Sur le plateau du Larzac, territoire de contestation, on est habitué aux luttes pour préserver l’environnement. Le projet Solarzac d’implantation d’un parc photovoltaïque n’y a pas échappé. Le producteur d’énergies renouvelables héraultais Arkolia Energies a revu ses ambitions à la baisse et termine, ce 2 décembre, la concertation publique autour de la version 2 de son projet. Si une opposition de certaines associations persiste, les élus et les habitants semblent favorables à ce projet…
Cécile Chaigneau
Sur le parc photovoltaïque développé par Arkolia Energies au Soler (66), les panneaux solaires cohabitent avec une activité agricole.
Sur le parc photovoltaïque développé par Arkolia Energies au Soler (66), les panneaux solaires cohabitent avec une activité agricole. (Crédits : DR)

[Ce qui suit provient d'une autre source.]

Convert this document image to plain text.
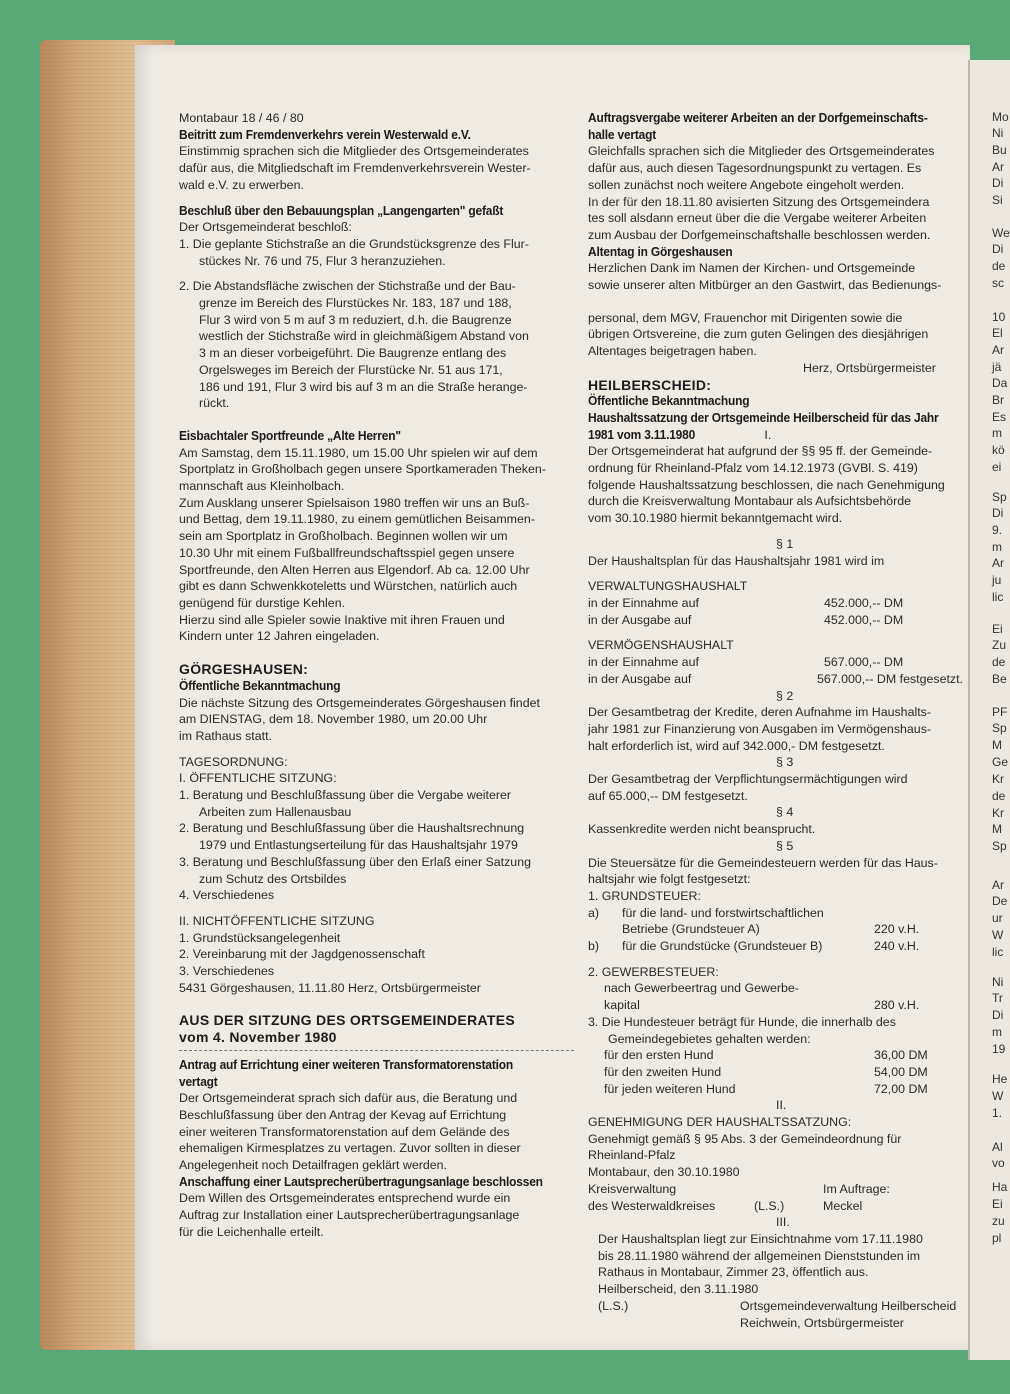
Mo
Ni
Bu
Ar
Di
Si
We
Di
de
sc
10
El
Ar
jä
Da
Br
Es
m
kö
ei
Sp
Di
9.
m
Ar
ju
lic
Ei
Zu
de
Be
PF
Sp
M
Ge
Kr
de
Kr
M
Sp
Ar
De
ur
W
lic
Ni
Tr
Di
m
19
He
W
1.
Al
vo
Ha
Ei
zu
pl
Montabaur 18 / 46 / 80
Beitritt zum Fremdenverkehrs verein Westerwald e.V.
Einstimmig sprachen sich die Mitglieder des Ortsgemeinderates
dafür aus, die Mitgliedschaft im Fremdenverkehrsverein Wester-
wald e.V. zu erwerben.
Beschluß über den Bebauungsplan „Langengarten" gefaßt
Der Ortsgemeinderat beschloß:
1. Die geplante Stichstraße an die Grundstücksgrenze des Flur-
stückes Nr. 76 und 75, Flur 3 heranzuziehen.
2. Die Abstandsfläche zwischen der Stichstraße und der Bau-
grenze im Bereich des Flurstückes Nr. 183, 187 und 188,
Flur 3 wird von 5 m auf 3 m reduziert, d.h. die Baugrenze
westlich der Stichstraße wird in gleichmäßigem Abstand von
3 m an dieser vorbeigeführt. Die Baugrenze entlang des
Orgelsweges im Bereich der Flurstücke Nr. 51 aus 171,
186 und 191, Flur 3 wird bis auf 3 m an die Straße herange-
rückt.
Eisbachtaler Sportfreunde „Alte Herren"
Am Samstag, dem 15.11.1980, um 15.00 Uhr spielen wir auf dem
Sportplatz in Großholbach gegen unsere Sportkameraden Theken-
mannschaft aus Kleinholbach.
Zum Ausklang unserer Spielsaison 1980 treffen wir uns an Buß-
und Bettag, dem 19.11.1980, zu einem gemütlichen Beisammen-
sein am Sportplatz in Großholbach. Beginnen wollen wir um
10.30 Uhr mit einem Fußballfreundschaftsspiel gegen unsere
Sportfreunde, den Alten Herren aus Elgendorf. Ab ca. 12.00 Uhr
gibt es dann Schwenkkoteletts und Würstchen, natürlich auch
genügend für durstige Kehlen.
Hierzu sind alle Spieler sowie Inaktive mit ihren Frauen und
Kindern unter 12 Jahren eingeladen.
GÖRGESHAUSEN:
Öffentliche Bekanntmachung
Die nächste Sitzung des Ortsgemeinderates Görgeshausen findet
am DIENSTAG, dem 18. November 1980, um 20.00 Uhr
im Rathaus statt.
TAGESORDNUNG:
I. ÖFFENTLICHE SITZUNG:
1. Beratung und Beschlußfassung über die Vergabe weiterer
Arbeiten zum Hallenausbau
2. Beratung und Beschlußfassung über die Haushaltsrechnung
1979 und Entlastungserteilung für das Haushaltsjahr 1979
3. Beratung und Beschlußfassung über den Erlaß einer Satzung
zum Schutz des Ortsbildes
4. Verschiedenes
II. NICHTÖFFENTLICHE SITZUNG
1. Grundstücksangelegenheit
2. Vereinbarung mit der Jagdgenossenschaft
3. Verschiedenes
5431 Görgeshausen, 11.11.80 Herz, Ortsbürgermeister
AUS DER SITZUNG DES ORTSGEMEINDERATES
vom 4. November 1980
Antrag auf Errichtung einer weiteren Transformatorenstation
vertagt
Der Ortsgemeinderat sprach sich dafür aus, die Beratung und
Beschlußfassung über den Antrag der Kevag auf Errichtung
einer weiteren Transformatorenstation auf dem Gelände des
ehemaligen Kirmesplatzes zu vertagen. Zuvor sollten in dieser
Angelegenheit noch Detailfragen geklärt werden.
Anschaffung einer Lautsprecherübertragungsanlage beschlossen
Dem Willen des Ortsgemeinderates entsprechend wurde ein
Auftrag zur Installation einer Lautsprecherübertragungsanlage
für die Leichenhalle erteilt.
Auftragsvergabe weiterer Arbeiten an der Dorfgemeinschafts-
halle vertagt
Gleichfalls sprachen sich die Mitglieder des Ortsgemeinderates
dafür aus, auch diesen Tagesordnungspunkt zu vertagen. Es
sollen zunächst noch weitere Angebote eingeholt werden.
In der für den 18.11.80 avisierten Sitzung des Ortsgemeindera
tes soll alsdann erneut über die die Vergabe weiterer Arbeiten
zum Ausbau der Dorfgemeinschaftshalle beschlossen werden.
Altentag in Görgeshausen
Herzlichen Dank im Namen der Kirchen- und Ortsgemeinde
sowie unserer alten Mitbürger an den Gastwirt, das Bedienungs-
personal, dem MGV, Frauenchor mit Dirigenten sowie die
übrigen Ortsvereine, die zum guten Gelingen des diesjährigen
Altentages beigetragen haben.
Herz, Ortsbürgermeister
HEILBERSCHEID:
Öffentliche Bekanntmachung
Haushaltssatzung der Ortsgemeinde Heilberscheid für das Jahr
1981 vom 3.11.1980	I.
Der Ortsgemeinderat hat aufgrund der §§ 95 ff. der Gemeinde-
ordnung für Rheinland-Pfalz vom 14.12.1973 (GVBl. S. 419)
folgende Haushaltssatzung beschlossen, die nach Genehmigung
durch die Kreisverwaltung Montabaur als Aufsichtsbehörde
vom 30.10.1980 hiermit bekanntgemacht wird.
§ 1
Der Haushaltsplan für das Haushaltsjahr 1981 wird im
VERWALTUNGSHAUSHALT
in der Einnahme auf	452.000,-- DM
in der Ausgabe auf	452.000,-- DM
VERMÖGENSHAUSHALT
in der Einnahme auf	567.000,-- DM
in der Ausgabe auf	567.000,-- DM festgesetzt.
§ 2
Der Gesamtbetrag der Kredite, deren Aufnahme im Haushalts-
jahr 1981 zur Finanzierung von Ausgaben im Vermögenshaus-
halt erforderlich ist, wird auf 342.000,- DM festgesetzt.
§ 3
Der Gesamtbetrag der Verpflichtungsermächtigungen wird
auf 65.000,-- DM festgesetzt.
§ 4
Kassenkredite werden nicht beansprucht.
§ 5
Die Steuersätze für die Gemeindesteuern werden für das Haus-
haltsjahr wie folgt festgesetzt:
1. GRUNDSTEUER:
a)	für die land- und forstwirtschaftlichen
Betriebe (Grundsteuer A)	220 v.H.
b)	für die Grundstücke (Grundsteuer B)	240 v.H.
2. GEWERBESTEUER:
nach Gewerbeertrag und Gewerbe-
kapital	280 v.H.
3. Die Hundesteuer beträgt für Hunde, die innerhalb des
Gemeindegebietes gehalten werden:
für den ersten Hund	36,00 DM
für den zweiten Hund	54,00 DM
für jeden weiteren Hund	72,00 DM
II.
GENEHMIGUNG DER HAUSHALTSSATZUNG:
Genehmigt gemäß § 95 Abs. 3 der Gemeindeordnung für
Rheinland-Pfalz
Montabaur, den 30.10.1980
Kreisverwaltung	Im Auftrage:
des Westerwaldkreises	(L.S.)	Meckel
III.
Der Haushaltsplan liegt zur Einsichtnahme vom 17.11.1980
bis 28.11.1980 während der allgemeinen Dienststunden im
Rathaus in Montabaur, Zimmer 23, öffentlich aus.
Heilberscheid, den 3.11.1980
(L.S.)	Ortsgemeindeverwaltung Heilberscheid
Reichwein, Ortsbürgermeister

En 2019, le projet initial Solarzac, porté par Arkolia Energies, producteur indépendant héraultais d'énergies renouvelables (solaire, éolien biogaz), proposait trois scenarii d'implantation d'un parc photovoltaïque sur 220 à 400 ha, et avait rencontré une vive opposition lors de la concertation publique.

Deux ans après, il a été revu et corrigé pour descendre à un maximum de 200 ha, qui permettraient une production de 150 à 200 MWc, « correspondant à une alimentation électrique de 100.000 à 130.000 habitants, hors chauffage », précise Arkolia. Une telle configuration permettrait aussi de restituer 800 à 850 ha à des usages agricoles et collectifs. Cette nouvelle version abandonne également l'idée de coupler la production d'énergie solaire à celle de gaz naturel par méthanation (très consommatrice d'eau et « qui n'existe pas encore à l'échelle industrielle », ajoute Arkolia).

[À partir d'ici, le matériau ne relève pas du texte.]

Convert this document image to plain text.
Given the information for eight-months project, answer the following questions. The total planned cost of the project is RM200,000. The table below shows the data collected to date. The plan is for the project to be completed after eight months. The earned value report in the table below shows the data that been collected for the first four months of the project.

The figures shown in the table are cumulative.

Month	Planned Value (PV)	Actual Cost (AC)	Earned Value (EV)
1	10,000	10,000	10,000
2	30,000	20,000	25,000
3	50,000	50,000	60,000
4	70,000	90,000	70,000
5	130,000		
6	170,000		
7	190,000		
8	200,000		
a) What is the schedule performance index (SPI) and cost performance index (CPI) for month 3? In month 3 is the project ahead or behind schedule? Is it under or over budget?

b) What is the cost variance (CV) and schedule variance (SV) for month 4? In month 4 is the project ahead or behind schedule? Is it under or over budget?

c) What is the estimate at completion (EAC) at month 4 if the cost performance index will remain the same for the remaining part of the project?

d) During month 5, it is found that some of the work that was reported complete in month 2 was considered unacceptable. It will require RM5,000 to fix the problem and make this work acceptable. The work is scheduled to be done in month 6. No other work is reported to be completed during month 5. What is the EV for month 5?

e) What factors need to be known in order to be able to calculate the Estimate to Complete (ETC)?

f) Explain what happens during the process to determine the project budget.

Assurant s'inscrire dans une démarche de co-construction d'un projet avec les acteurs du territoire, le producteur avait choisi de lancer une nouvelle concertation (non prévue par la loi, précise-t-il) du 15 novembre au 3 décembre, résultant d'une saisine volontaire de la Commission nationale du débat public, afin de présenter les contours de ce nouveau projet aux ambitions revues à la baisse. Une réunion publique de clôture de la concertation était prévue le 2 décembre au soir.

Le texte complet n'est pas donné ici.